Greenland’s ice sheet is the second-largest ice cap on Earth, and due to rising global temperatures, it is melting at an accelerating rate. While climate change has been intensifying atmospheric rivers—long streams of water vapor that transport heat and moisture from the oceans to colder regions—their impact on Greenland’s ice sheet is more complex than previously believed. A recent study suggests that under certain conditions, these weather events can temporarily slow ice loss by delivering massive amounts of snow.

In March 2022, an unusually intense atmospheric river hit Greenland’s ice sheet, depositing an astonishing 16 billion tons of snow. This unexpected snowfall offset the ice sheet’s annual melt by about 8% in just three days. Researchers Hannah Bailey, a geochemist at the University of Oulu, and Alun Hubbard, a glaciologist at the Arctic University of Tromsø, investigated this event by extracting an ice core from southeastern Greenland. Their findings, published in Geophysical Research Letters, show that atmospheric rivers can play a temporary role in ice sheet stability.

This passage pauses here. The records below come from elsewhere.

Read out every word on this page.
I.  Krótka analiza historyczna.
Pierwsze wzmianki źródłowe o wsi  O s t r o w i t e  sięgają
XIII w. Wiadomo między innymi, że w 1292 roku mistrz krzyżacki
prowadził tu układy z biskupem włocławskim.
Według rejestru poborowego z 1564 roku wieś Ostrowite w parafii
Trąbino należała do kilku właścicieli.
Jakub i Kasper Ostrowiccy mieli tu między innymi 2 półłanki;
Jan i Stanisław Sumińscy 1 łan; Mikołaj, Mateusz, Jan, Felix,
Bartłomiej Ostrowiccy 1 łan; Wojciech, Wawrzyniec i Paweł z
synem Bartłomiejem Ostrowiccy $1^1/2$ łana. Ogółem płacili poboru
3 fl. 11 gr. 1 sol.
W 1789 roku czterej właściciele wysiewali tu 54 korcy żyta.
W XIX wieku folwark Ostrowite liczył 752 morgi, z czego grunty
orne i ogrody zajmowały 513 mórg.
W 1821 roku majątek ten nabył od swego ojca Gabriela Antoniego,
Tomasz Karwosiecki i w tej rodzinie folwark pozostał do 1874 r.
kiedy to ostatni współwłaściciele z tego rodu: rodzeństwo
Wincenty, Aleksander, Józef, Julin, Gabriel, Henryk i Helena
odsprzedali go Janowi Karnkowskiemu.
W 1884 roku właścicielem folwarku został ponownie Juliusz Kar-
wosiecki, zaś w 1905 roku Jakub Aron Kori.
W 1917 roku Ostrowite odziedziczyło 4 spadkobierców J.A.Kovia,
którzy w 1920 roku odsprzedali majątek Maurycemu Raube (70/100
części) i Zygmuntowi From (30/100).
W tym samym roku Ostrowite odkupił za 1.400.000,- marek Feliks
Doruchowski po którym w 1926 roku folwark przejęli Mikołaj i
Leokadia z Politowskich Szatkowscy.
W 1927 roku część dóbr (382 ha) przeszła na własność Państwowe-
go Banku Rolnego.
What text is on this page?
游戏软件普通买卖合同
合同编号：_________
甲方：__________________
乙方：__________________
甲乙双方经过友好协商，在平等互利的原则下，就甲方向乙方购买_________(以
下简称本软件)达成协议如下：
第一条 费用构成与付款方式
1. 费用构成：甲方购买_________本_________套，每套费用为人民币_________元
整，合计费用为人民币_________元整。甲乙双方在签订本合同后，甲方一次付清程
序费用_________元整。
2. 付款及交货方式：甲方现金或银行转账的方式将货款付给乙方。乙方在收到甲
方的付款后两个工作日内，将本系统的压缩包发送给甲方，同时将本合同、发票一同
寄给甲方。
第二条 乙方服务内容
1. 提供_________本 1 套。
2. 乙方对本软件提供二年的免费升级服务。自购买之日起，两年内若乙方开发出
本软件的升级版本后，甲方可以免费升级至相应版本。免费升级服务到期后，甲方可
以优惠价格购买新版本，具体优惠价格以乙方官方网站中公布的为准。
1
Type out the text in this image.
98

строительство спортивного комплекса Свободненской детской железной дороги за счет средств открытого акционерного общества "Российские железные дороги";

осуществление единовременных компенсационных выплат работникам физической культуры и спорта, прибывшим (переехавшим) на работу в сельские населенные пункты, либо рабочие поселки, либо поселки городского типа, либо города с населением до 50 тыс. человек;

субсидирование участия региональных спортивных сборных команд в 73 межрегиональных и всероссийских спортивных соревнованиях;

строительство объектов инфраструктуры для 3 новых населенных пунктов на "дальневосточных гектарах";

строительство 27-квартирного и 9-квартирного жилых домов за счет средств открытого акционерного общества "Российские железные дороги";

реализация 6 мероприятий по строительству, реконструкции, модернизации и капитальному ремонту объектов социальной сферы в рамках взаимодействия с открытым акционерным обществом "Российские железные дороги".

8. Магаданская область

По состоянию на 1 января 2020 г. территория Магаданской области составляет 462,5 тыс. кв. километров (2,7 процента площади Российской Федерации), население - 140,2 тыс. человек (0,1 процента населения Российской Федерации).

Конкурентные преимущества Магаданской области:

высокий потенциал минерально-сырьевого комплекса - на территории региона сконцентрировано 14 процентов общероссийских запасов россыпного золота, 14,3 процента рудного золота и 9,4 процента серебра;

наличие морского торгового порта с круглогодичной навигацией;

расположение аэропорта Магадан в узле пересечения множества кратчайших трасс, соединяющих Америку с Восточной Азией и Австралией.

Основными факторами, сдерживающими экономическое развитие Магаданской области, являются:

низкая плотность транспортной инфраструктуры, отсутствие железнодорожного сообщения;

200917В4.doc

Bailey first took interest in the event while in Svalbard, where the same atmospheric river caused heavy rainfall. Wondering what it was doing 2,000 kilometers away in Greenland, she and Hubbard later traveled to the ice sheet to collect a 49-foot core of compacted snow. Ice cores provide a historical record of snowfall and climate conditions, and this one confirmed that the storm had delivered an extraordinary amount of fresh snow to Greenland. The researchers also found that this new snowfall increased the ice sheet’s reflectivity (albedo), helping to delay seasonal melting by nearly two weeks.

Despite this temporary gain, the long-term trend remains dire. Greenland’s ice sheet lost 80 gigatons of water in 2023 alone—equivalent to 2.5 million liters of water per second. The ice sheet has now been shrinking for 28 consecutive years, and if it were to melt entirely, global sea levels would rise by over 23 feet. Climate models predict that atmospheric rivers will become more frequent and intense due to global warming, potentially accelerating ice loss in the future.

Although the March 2022 event provided a short-term boost to Greenland’s ice mass, future atmospheric rivers may not be as beneficial. Rising temperatures could cause these storms to bring rain instead of snow, leading to even more surface melting. Scientists stress the need for further research to understand how these events will impact Greenland in the coming decades.

Glaciologist Alun Hubbard acknowledges that atmospheric rivers will not save Greenland’s ice in the long run. However, this study challenges the assumption that they always accelerate melting. “Under the right conditions, atmospheric rivers might not be all bad news,” he notes. Even so, with global warming continuing to intensify, the role of these storms in shaping the Arctic’s future remains a critical area of study.